Lockheed Martin and MBDA-Italia will, this month, move into the 108-month development phase of the Medium Extended Air Defense System (MEADS) project, and are to begin a push to sign additional European governments up to the plan, writes Justin Wastnage.

The MEADS International joint venture was awarded a $3 billion design and development contract last September, but progress was delayed pending German parliamentary approval for EADS German subsidiary LFK's inclusion in the tri-national consortium. The contract ran around $500 million over budget when awarded last year.

At present, MEADS is to replace the USA and Germany's Patriot missile defence systems and Italy's Nike Hercules batteries, but could be developed to replace all of Europe's disparate systems.
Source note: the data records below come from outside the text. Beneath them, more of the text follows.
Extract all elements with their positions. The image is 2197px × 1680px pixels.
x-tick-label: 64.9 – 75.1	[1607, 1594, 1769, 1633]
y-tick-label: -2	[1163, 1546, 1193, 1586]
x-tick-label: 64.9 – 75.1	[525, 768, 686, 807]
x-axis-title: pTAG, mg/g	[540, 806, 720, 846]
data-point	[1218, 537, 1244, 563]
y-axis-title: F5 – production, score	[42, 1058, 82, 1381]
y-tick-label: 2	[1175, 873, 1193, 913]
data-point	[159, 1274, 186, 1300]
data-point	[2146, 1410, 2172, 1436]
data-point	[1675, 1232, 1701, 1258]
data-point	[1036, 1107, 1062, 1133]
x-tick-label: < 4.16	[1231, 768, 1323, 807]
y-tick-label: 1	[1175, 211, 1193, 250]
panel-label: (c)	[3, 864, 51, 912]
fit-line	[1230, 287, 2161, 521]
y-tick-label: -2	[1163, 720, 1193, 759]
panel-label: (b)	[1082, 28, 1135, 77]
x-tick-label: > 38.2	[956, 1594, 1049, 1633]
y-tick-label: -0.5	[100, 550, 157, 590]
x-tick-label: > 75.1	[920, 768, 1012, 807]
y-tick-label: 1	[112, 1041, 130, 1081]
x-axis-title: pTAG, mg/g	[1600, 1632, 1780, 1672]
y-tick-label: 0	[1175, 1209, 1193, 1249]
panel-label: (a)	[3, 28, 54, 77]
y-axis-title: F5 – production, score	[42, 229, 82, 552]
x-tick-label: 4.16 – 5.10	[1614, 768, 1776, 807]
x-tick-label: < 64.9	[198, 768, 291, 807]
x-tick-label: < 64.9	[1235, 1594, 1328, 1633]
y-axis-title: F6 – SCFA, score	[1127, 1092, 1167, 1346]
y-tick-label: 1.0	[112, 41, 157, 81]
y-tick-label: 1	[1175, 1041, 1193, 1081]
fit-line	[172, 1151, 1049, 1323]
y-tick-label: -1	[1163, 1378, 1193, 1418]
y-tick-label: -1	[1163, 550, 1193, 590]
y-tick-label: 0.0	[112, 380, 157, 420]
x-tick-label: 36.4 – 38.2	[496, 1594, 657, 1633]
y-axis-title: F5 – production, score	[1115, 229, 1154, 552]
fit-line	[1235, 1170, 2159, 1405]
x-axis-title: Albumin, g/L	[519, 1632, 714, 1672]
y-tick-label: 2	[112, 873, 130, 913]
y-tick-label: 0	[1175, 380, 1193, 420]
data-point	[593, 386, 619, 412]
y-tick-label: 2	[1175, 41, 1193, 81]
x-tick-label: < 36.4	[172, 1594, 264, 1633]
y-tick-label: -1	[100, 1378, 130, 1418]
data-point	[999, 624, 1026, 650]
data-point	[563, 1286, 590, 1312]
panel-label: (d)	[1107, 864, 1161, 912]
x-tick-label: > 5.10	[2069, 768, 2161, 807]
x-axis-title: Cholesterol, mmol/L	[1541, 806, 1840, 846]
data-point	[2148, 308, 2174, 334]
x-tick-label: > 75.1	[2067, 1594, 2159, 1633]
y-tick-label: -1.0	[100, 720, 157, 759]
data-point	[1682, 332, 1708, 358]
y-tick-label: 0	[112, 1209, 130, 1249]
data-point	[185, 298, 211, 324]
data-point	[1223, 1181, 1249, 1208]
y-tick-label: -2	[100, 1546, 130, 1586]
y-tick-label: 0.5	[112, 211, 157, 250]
Lt Col Jeffrey Fitch, deputy national armament director's representative at the US Mission to NATO says: "The future of US-European industrial co-operation will look like NATO projects like MEADS."

Lockheed president for continental Europe, Scott Harris, speaking at a New Defence Agenda discussion on the transatlantic defence marketplace in Brussels last week, said MEADS would be "the tactical air defence system for all of Europe if the other nations want it to be". The US company will spearhead any European sales drive, he says.

The MEADS design's specifications have narrowed since 2004, with the three governments having ironed out requested changes, and there is hope that a NATO standard could be developed to offer the system to other countries. Each nation now has a unique tactical operational centre, adding to overall costs. If MEADS became a NATO programme, increased interoperability could cut costs, says Harris. Germany funds 25% of the project, Italy 17% and the USA the remainder.